The compound, clearly visible from the satellite photos taken by western observers, also has small villas for North Korea’s political elite. Kim either flies there on one of his helicopters, private jets, underground trains or takes a protected highway. Ordinary people have to use inferior roadways.
There’s also a Kennedy-compound vibe to Kim’s love for Wonsan; it’s a symbol of the Kim dynasty. His grandfather, Kim Il Sung, first landed here with Soviet troops and founded North Korea in 1945, ending Japanese rule. In former CIA analyst Jung Pak’s new book, “Becoming Kim Jong Un,” she writes of the Kim princes “being tucked away in a cocoon of privilege and indulgence” at Wonsan.
Lately, Kim’s been overseeing a huge resort project nearby, hoping it will become a billion-dollar tourist hotspot. With typical Kim illogic, however, he’s launched 40 missiles from the area, as part of his accelerated tests of North Korea’s nuclear arsenal.
But some say one reason Kim prefers Wonsan to Pyongyang is to avoid the septuagenarian Deep Staters back in the capital.

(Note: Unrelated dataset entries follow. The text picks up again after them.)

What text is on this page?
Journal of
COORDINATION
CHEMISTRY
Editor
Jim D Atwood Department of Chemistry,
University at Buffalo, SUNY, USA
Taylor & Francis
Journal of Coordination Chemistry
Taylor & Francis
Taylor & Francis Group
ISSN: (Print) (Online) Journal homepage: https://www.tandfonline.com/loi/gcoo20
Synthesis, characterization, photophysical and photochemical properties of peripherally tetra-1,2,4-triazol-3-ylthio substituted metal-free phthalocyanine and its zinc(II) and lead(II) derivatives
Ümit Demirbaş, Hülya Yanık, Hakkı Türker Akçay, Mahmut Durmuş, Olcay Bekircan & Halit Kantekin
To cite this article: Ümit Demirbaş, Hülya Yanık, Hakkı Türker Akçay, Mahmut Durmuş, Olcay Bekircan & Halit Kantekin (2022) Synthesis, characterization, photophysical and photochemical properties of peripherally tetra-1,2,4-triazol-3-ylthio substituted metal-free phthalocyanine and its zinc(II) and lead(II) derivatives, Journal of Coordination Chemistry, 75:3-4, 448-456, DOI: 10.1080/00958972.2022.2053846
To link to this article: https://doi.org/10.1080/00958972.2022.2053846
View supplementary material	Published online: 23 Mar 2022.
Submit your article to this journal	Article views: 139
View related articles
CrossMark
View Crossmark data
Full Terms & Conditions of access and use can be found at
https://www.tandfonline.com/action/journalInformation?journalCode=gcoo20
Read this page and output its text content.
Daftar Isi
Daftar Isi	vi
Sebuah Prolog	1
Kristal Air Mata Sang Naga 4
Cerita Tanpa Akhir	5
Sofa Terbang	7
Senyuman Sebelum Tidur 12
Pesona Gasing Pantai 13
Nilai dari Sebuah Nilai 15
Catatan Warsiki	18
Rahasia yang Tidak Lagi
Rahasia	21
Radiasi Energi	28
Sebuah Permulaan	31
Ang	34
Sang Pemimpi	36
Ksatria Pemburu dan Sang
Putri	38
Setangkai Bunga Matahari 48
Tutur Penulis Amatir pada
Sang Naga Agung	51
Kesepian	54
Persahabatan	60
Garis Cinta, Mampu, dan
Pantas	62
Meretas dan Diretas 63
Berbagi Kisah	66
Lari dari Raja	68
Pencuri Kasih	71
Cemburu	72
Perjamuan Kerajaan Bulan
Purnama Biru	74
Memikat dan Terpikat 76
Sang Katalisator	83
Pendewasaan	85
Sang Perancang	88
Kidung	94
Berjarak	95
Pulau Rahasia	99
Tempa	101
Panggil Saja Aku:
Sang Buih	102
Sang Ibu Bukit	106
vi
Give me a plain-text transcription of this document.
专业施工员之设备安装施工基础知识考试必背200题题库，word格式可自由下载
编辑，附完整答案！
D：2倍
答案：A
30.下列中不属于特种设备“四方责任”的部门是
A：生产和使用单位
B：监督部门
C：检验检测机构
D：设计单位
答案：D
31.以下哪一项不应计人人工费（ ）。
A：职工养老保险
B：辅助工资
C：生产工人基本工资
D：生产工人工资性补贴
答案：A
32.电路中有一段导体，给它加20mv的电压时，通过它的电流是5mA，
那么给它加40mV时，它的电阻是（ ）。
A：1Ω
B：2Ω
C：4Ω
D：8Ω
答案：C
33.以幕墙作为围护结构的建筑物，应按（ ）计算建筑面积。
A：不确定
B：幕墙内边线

“He’s under a lot of pressure from the elite in Pyongyang,” David Maxwell, a retired U.S. Army Special Forces colonel and North Korea expert, told The Post. “He’s trying to make changes they may not like — like reducing the narrative of how the Kim family parted the seas and the sun came down because of their godlike powers.”
This week, the official newspaper of North Korea admitted that Kim and his father and grandfather before him could not magically bend time and space, another myth the country used to deify the Kim family.
Rodman and President Trump are among the few Americans who have met Kim Jong Un. The ex-hoopster has clammed up about his rotund pal recently, as has Joseph Terwilliger, the Manhattan-based geneticist who accompanied Rodman on several trips to North Korea because he speaks fluent Korean. But both men gave Kim positive reviews, depicting him as a warm family man.
“Kim hugged all of us,” Terwilliger said after accompanying Rodman to Wonsan in 2018. “Dennis held his baby. Kim was very open, very friendly. He’s very Korean, very warm, hospitable. He’s a hugger. He hugs everyone.”
Speculation is still rampant about Kim’s whereabouts and status in North Korea. NK News reported Friday that the Supreme Commander emblem has been erased from Korean TV.
The publication said the removal of the emblem may be related to constitutional changes last year that nixed the term “Supreme Commander.” After the change, Kim was referred to as the commander-in-chief.